The other day a boy, who I was assured was five, but who looked as if his beard was coming through, backed my son into a corner on a jungle gym to tell him a story. The tale went as follows, “And then the people died, and do you know what happened next?” he said. My kid, being 20 months old, polite, and having never heard a story of this kind before dutifully answered, “no” thereby encouraging young Shakespeare to continue.
“Blood came pouring out of their heads and they turned into bats, and do you know what happened next?” he asked, the gripping cliffhanger dangling in the air.
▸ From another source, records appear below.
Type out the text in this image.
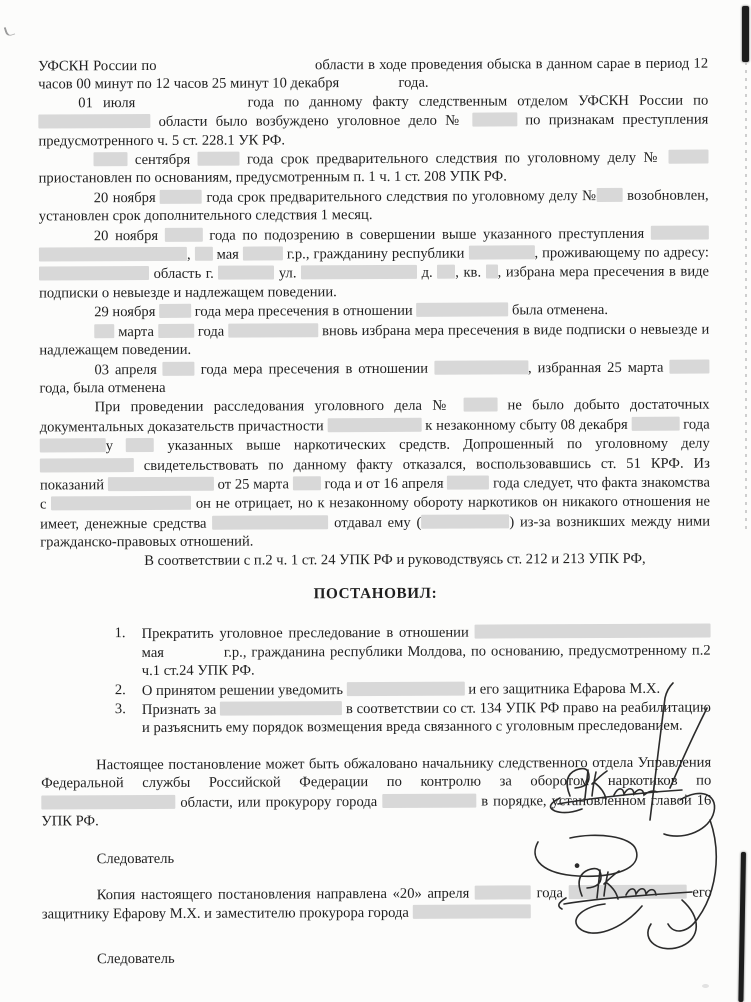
УФСКН России по	области в ходе проведения обыска в данном сарае в период 12 часов 00 минут по 12 часов 25 минут 10 декабря	года.

01 июля	года по данному факту следственным отделом УФСКН России по  области было возбуждено уголовное дело №	по признакам преступления предусмотренного ч. 5 ст. 228.1 УК РФ.

сентября	года срок предварительного следствия по уголовному делу №  приостановлен по основаниям, предусмотренным п. 1 ч. 1 ст. 208 УПК РФ.

20 ноября	года срок предварительного следствия по уголовному делу № возобновлен, установлен срок дополнительного следствия 1 месяц.

20 ноября	года по подозрению в совершении выше указанного преступления  ,  мая	г.р., гражданину республики	, проживающему по адресу:  область г.	ул.	д. , кв. , избрана мера пресечения в виде подписки о невыезде и надлежащем поведении.

29 ноября  года мера пресечения в отношении	была отменена.

марта  года	вновь избрана мера пресечения в виде подписки о невыезде и надлежащем поведении.

03 апреля  года мера пресечения в отношении	, избранная 25 марта  года, была отменена

При проведении расследования уголовного дела №  не было добыто достаточных документальных доказательств причастности	к незаконному сбыту 08 декабря	года у  указанных выше наркотических средств. Допрошенный по уголовному делу  свидетельствовать по данному факту отказался, воспользовавшись ст. 51 КРФ. Из показаний	от 25 марта  года и от 16 апреля	года следует, что факта знакомства с	он не отрицает, но к незаконному обороту наркотиков он никакого отношения не имеет, денежные средства	отдавал ему (	) из-за возникших между ними гражданско-правовых отношений.

В соответствии с п.2 ч. 1 ст. 24 УПК РФ и руководствуясь ст. 212 и 213 УПК РФ,

ПОСТАНОВИЛ:
1. Прекратить уголовное преследование в отношении  мая	г.р., гражданина республики Молдова, по основанию, предусмотренному п.2 ч.1 ст.24 УПК РФ.
2. О принятом решении уведомить	и его защитника Ефарова М.Х.
3. Признать за	в соответствии со ст. 134 УПК РФ право на реабилитацию и разъяснить ему порядок возмещения вреда связанного с уголовным преследованием.

Настоящее постановление может быть обжаловано начальнику следственного отдела Управления Федеральной службы Российской Федерации по контролю за оборотом наркотиков по  области, или прокурору города	в порядке, установленном главой 16 УПК РФ.

Следователь

Копия настоящего постановления направлена «20» апреля	года	его защитнику Ефарову М.Х. и заместителю прокурора города

Следователь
“No,” my son said again, not yet having learnt from his previous error. “They were made into stone, before exploding, and guts went everywhere. Do you know what happened next?” the elocutionist enquired, while I stood starring at him like shit smeared on a new rug.
At this stage the child’s mother must have finally noticed what was going on as she bustled over and told her young thought-leader that he probably shouldn’t be terrifying the baby. He drooled on his chin, screamed something nonsensical and dived head first down the slide. My son turned to me, shrugged and demanded I run to the swings.
I judged that mother that day. Her inattentiveness lead to a really awkward situation. What was I supposed to do? Remind her son he was speaking to a baby? Shout at him? Wade in and toe punt the hobbit over a swing set? Socially we are not allowed to do those things anymore, and so I judge. Giving some sense of shame to the parent is our last defence in the face of a badly behaved child, and if this bothers you, if you are worried that one day it could be you on the end of my glowering silence remember, “you will never experience a public tantrum if you just keep them locked in a cupboard at home.”